The big chains are coming. They've actually been on their way for some time. As the likes of Starbucks, McDonald's and Carrefour continue to expand internationally, modest communities fear that their cultural identities are being erased and their small businesses are being threatened.
Support your LOCAL coffee shop!! ☕️☕️ They appreciate your business & invest their $$ in the local community.— ?❤️CLosER TO the HeaRT?❤️ (@gilliss_steve) May 29, 2018
Often when big businesses break ground in new towns, sometimes in small neighborhoods, local residents will try to fight back by creating campaigns to encourage members of their community to shop local. But they're not always successful.
International chains usually offer the same products or services at competitive rates because they can purchase different materials and goods in bulk and for lower prices than smaller shops.
Mini markets, small cafes, and restaurants established in small communities are the ones most likely to suffer the impact of multi-million international chains opening branches next door.

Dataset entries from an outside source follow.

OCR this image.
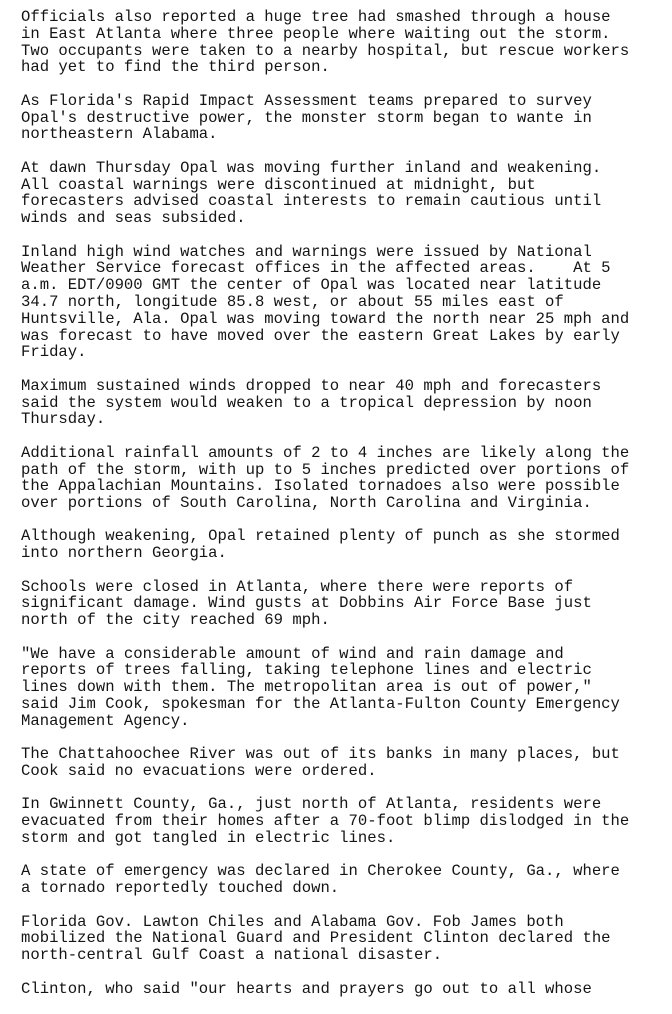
Officials also reported a huge tree had smashed through a house
in East Atlanta where three people where waiting out the storm.
Two occupants were taken to a nearby hospital, but rescue workers
had yet to find the third person.
As Florida's Rapid Impact Assessment teams prepared to survey
Opal's destructive power, the monster storm began to wante in
northeastern Alabama.
At dawn Thursday Opal was moving further inland and weakening.
All coastal warnings were discontinued at midnight, but
forecasters advised coastal interests to remain cautious until
winds and seas subsided.
Inland high wind watches and warnings were issued by National
Weather Service forecast offices in the affected areas.    At 5
a.m. EDT/0900 GMT the center of Opal was located near latitude
34.7 north, longitude 85.8 west, or about 55 miles east of
Huntsville, Ala. Opal was moving toward the north near 25 mph and
was forecast to have moved over the eastern Great Lakes by early
Friday.
Maximum sustained winds dropped to near 40 mph and forecasters
said the system would weaken to a tropical depression by noon
Thursday.
Additional rainfall amounts of 2 to 4 inches are likely along the
path of the storm, with up to 5 inches predicted over portions of
the Appalachian Mountains. Isolated tornadoes also were possible
over portions of South Carolina, North Carolina and Virginia.
Although weakening, Opal retained plenty of punch as she stormed
into northern Georgia.
Schools were closed in Atlanta, where there were reports of
significant damage. Wind gusts at Dobbins Air Force Base just
north of the city reached 69 mph.
"We have a considerable amount of wind and rain damage and
reports of trees falling, taking telephone lines and electric
lines down with them. The metropolitan area is out of power,"
said Jim Cook, spokesman for the Atlanta-Fulton County Emergency
Management Agency.
The Chattahoochee River was out of its banks in many places, but
Cook said no evacuations were ordered.
In Gwinnett County, Ga., just north of Atlanta, residents were
evacuated from their homes after a 70-foot blimp dislodged in the
storm and got tangled in electric lines.
A state of emergency was declared in Cherokee County, Ga., where
a tornado reportedly touched down.
Florida Gov. Lawton Chiles and Alabama Gov. Fob James both
mobilized the National Guard and President Clinton declared the
north-central Gulf Coast a national disaster.
Clinton, who said "our hearts and prayers go out to all whose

And they don't only lose out because of competitive prices. At least 40% of the money people spend in small domestic businesses tends to stay within the community, which is not the case with big names like Starbucks or Carrefour.
When you buy your coffee at @Starbucks $0.10 of every $1 stays in the local community but when you spend that same money at a locally owned shop more than $0.50 of each $1 stays in #PDX. Today you have to "cheat" but tomorrow you get to choose. #CheatMore https://t.co/LLGAf2YPa9— Stephen Green (@PDXStephenG) May 29, 2018
Despite campaigns to support local shops and businesses, international companies justify their plans to expand by arguing that their business contributes to local communities by creating more jobs.
In 2012, Starbucks was able to open its first branch in India before it could expand to more than 100 shops in six main cities, sending shock waves across the coffee making industry in the country.
Most recently, banners advertising new branches of Starbucks and Carrefour in Al-Lwebdeh, one of Jordan's oldest neighborhoods, prompted local organizations to start a media campaign and a petition signed by more than 2500 people so far, to stop the new businesses from destroying local coffee shops, vegetable vendors, and Jordanian restaurants in the area.